Oversimplification of hospitalization data can erroneously frame outcomes as “black and white,” remarked Dr. Graham Snyder, UPMC’s director of infection prevention and hospital epidemiology.

“It’s not just being hospitalized or not,” he said, “but how complicated or long is your hospitalization?”

For example, a study looking at Los Angeles hospitalizations from May through July 25 found that unvaccinated patients are more than twice as likely to be put on ventilators. Another study found that roughly half of these patients survive. But after, many are left with lung damage and delirium. Others can develop dangerous pressure ulcers or memory issues. Also, patients will likely need speech or physical therapy due to atrophy of their muscles that occurred while they were unconscious.

A misconception among some patients is that the vaccine can help them after they get sick. The vaccine is preventative medicine, so it only guards against coming down with an infection or serious illness.
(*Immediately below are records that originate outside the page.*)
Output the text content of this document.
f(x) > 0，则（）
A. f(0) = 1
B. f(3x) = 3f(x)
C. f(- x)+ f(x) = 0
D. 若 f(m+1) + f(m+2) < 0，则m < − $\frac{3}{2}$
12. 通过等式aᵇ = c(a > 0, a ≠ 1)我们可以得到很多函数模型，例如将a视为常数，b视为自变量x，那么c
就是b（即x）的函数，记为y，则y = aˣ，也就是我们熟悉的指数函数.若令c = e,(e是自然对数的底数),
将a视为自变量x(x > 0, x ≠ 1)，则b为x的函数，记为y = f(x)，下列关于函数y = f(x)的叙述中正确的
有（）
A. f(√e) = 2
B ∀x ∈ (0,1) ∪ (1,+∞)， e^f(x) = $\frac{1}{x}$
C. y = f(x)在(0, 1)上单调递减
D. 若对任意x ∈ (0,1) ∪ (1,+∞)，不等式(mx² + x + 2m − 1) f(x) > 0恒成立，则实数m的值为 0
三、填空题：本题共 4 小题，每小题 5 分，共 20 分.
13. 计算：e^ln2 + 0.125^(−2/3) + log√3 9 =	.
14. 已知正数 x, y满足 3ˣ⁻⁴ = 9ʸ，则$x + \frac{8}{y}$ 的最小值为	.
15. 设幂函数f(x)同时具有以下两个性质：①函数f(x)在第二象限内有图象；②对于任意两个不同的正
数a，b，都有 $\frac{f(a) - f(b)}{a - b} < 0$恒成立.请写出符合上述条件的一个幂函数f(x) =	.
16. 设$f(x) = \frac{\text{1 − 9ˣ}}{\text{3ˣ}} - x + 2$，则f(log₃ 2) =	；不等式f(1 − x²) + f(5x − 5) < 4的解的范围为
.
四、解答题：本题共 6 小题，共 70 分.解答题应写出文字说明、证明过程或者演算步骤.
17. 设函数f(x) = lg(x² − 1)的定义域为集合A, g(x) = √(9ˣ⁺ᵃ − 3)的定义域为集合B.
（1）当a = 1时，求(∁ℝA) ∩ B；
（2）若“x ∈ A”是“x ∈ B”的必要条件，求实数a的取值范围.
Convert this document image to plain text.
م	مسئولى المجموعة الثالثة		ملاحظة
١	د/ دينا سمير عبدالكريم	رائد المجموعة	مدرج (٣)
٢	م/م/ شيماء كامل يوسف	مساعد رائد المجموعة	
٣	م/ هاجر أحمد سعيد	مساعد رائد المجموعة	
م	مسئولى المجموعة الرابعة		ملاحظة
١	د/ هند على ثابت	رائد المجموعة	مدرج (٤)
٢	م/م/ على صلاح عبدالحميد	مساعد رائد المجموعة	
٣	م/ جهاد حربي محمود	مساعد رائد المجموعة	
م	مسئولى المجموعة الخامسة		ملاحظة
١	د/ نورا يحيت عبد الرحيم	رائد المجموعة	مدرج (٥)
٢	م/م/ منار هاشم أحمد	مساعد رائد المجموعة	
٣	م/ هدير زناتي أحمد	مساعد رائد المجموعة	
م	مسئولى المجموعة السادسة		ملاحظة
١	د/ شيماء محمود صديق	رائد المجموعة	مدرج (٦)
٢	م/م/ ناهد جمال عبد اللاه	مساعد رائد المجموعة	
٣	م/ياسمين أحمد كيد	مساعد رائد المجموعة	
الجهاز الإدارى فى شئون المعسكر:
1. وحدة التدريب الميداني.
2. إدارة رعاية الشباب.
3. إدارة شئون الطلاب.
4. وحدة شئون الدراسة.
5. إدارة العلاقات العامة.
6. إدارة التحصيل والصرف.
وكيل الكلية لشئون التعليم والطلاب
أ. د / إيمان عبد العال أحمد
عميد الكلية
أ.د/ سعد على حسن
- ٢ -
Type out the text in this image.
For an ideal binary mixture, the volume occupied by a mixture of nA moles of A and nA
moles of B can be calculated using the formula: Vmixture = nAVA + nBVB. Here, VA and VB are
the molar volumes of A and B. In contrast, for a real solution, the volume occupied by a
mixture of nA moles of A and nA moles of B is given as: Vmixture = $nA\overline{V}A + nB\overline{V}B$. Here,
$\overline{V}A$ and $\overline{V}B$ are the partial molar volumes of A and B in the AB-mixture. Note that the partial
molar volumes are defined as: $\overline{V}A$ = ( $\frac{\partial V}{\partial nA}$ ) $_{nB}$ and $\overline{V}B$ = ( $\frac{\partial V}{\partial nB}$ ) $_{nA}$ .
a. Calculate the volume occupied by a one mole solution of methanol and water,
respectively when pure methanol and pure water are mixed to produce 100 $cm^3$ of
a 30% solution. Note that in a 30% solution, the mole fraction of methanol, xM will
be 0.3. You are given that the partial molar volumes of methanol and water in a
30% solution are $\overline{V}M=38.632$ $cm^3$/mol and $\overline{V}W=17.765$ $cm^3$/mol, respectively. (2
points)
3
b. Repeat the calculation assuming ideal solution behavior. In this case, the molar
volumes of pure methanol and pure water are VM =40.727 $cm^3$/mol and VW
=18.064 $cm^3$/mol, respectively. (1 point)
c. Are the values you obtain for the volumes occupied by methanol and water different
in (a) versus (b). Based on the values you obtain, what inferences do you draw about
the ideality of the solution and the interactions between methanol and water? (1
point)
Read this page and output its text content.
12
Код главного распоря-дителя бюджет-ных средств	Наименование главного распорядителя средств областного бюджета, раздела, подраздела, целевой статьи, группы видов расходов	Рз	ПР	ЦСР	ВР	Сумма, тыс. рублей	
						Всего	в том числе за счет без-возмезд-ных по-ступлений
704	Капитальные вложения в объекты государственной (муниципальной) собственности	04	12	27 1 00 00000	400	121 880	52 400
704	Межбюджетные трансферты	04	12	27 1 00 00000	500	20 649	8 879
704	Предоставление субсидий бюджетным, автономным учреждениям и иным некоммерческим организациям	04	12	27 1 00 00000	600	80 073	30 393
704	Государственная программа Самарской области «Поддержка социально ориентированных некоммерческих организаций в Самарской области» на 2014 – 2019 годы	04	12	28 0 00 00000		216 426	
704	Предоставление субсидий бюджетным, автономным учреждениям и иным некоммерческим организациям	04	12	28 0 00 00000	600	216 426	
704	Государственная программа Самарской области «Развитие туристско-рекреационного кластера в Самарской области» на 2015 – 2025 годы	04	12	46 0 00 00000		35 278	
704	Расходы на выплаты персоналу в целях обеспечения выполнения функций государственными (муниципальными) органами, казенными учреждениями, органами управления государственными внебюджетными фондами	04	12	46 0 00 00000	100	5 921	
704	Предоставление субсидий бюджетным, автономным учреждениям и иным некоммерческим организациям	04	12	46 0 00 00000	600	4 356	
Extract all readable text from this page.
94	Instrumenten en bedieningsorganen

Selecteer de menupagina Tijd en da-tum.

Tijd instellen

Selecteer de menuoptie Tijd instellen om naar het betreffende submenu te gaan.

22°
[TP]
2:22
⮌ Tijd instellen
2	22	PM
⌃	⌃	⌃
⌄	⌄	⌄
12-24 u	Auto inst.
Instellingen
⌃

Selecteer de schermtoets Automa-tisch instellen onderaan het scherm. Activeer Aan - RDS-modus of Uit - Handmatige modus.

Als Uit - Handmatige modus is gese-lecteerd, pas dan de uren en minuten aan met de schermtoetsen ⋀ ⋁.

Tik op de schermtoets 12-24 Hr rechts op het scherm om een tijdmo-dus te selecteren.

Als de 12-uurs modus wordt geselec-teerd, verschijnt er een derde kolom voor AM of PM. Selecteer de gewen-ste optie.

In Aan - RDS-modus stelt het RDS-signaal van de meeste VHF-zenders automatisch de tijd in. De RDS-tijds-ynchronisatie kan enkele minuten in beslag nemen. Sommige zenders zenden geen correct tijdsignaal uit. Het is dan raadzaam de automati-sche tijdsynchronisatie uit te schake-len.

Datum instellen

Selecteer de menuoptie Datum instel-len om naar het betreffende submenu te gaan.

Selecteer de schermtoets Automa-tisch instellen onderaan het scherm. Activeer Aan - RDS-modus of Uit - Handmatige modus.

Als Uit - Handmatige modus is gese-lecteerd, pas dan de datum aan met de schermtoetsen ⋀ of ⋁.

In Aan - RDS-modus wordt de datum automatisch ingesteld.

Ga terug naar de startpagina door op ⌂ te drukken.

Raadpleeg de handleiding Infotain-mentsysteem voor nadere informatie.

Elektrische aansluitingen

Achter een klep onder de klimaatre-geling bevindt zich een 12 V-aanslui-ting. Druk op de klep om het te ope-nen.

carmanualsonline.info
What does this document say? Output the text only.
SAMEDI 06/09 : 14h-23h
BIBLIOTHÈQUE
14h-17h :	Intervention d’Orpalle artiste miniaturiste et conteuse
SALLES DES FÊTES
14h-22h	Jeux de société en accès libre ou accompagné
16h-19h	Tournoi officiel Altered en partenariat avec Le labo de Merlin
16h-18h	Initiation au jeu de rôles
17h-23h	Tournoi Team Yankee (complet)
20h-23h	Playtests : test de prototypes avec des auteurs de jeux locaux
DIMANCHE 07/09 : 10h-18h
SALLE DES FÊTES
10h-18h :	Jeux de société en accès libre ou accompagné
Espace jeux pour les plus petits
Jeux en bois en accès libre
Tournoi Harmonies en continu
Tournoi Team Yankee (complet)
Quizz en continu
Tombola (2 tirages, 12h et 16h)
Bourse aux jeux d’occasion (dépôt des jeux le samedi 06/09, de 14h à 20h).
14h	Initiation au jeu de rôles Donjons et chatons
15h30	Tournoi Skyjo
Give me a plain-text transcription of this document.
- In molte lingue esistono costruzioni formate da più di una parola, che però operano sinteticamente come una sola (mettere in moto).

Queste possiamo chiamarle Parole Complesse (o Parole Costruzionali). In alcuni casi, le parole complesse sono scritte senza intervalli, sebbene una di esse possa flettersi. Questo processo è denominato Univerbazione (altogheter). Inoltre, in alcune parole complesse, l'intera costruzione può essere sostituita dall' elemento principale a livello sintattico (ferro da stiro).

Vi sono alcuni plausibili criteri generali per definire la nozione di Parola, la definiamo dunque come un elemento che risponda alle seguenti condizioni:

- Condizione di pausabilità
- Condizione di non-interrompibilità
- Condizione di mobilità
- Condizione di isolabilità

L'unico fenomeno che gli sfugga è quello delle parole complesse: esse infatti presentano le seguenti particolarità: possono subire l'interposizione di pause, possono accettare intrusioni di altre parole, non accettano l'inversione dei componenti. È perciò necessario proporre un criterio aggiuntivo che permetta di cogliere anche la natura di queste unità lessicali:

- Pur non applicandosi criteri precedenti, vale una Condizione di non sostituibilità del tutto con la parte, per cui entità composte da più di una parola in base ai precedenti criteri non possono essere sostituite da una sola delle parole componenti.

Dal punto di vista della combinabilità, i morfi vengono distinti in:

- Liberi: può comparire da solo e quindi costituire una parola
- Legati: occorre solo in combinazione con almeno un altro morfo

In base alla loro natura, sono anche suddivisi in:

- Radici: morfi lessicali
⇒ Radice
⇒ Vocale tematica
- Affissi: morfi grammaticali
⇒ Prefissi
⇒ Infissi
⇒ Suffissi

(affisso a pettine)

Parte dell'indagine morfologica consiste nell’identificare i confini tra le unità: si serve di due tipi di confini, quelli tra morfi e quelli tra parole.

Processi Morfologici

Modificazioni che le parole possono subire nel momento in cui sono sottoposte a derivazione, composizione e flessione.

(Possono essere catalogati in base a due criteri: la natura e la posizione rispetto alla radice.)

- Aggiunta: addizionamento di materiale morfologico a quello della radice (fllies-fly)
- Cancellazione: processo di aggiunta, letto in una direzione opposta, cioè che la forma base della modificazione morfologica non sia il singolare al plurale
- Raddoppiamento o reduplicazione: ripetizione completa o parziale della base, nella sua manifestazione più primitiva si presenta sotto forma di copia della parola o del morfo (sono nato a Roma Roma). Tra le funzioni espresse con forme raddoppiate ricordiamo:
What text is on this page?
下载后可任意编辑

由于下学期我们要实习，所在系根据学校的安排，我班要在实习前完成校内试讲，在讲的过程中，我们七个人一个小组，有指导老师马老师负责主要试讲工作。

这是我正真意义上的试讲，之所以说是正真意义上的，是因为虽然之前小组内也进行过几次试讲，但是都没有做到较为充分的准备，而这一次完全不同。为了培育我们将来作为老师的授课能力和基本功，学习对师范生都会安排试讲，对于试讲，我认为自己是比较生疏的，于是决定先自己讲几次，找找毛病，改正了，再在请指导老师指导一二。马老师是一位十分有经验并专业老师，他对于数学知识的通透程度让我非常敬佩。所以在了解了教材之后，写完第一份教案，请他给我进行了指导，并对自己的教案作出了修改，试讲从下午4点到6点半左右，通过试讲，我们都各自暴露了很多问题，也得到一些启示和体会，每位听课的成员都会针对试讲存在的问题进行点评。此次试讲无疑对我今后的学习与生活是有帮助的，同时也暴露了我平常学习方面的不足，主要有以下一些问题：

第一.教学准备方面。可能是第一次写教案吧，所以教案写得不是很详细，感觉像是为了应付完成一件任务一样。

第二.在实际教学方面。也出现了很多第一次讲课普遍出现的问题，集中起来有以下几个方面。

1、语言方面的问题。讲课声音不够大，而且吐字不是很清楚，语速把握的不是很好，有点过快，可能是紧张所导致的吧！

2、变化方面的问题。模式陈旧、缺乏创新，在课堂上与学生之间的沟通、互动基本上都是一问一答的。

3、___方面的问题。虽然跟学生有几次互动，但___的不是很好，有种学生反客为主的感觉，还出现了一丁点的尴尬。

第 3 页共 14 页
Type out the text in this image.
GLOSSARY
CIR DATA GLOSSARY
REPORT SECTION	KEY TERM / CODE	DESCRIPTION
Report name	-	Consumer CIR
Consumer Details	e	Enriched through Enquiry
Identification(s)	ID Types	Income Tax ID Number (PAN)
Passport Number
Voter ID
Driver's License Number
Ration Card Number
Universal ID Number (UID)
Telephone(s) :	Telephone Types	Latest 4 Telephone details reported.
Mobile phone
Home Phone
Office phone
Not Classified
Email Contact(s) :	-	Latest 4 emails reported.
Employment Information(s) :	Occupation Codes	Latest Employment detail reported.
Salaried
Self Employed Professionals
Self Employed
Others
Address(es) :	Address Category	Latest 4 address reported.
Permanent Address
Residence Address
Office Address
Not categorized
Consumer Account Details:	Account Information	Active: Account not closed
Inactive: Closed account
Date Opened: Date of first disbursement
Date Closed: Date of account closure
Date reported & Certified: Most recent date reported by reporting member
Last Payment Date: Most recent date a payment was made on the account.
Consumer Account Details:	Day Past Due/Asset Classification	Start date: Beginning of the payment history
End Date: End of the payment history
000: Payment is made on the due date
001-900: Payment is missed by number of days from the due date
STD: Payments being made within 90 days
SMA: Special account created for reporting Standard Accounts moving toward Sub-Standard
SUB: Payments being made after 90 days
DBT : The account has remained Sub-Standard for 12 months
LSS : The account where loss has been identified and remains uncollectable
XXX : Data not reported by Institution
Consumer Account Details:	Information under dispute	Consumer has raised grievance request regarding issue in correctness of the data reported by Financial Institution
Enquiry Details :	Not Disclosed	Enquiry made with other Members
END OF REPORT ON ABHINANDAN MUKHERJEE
There are a number of dynamic variables

The delta variant caused cases to surge after many older Americans were vaccinated. This made it difficult to parse out data to determine exactly how much benefit the vaccine provides.

Furthermore, September’s vaccine report includes Pennsylvanians who were fully vaccinated in mid-January all the way to people who only became fully vaccinated last month. But those who more recently got their shots have stronger immune responses. As a result, the risk of a COVID exposure varies greatly among this population.

The CDC has approved a Pfizer booster shot for those with certain health conditions or who are over 64. The same is expected for vaccines from Moderna and Johnson & Johnson.

Finally, the level of transmission in a community plays a role. The more virus that is circulating, the more breakthrough cases will occur. A Facebook post from Johns Hopkins Bloomberg School of Public Health likens the vaccine to snow boots. Though better than regular shoes, if snow is really high it can still get into someone’s boots “but at least you’re not getting frostbite.”

What’s clear, notes Linkov, is while various studies and datasets give different answers as to the exact degree of protection, all show that “no matter what data source you’re looking at–European, American–it appears that vaccines are effective at preventing those really adverse outcomes.”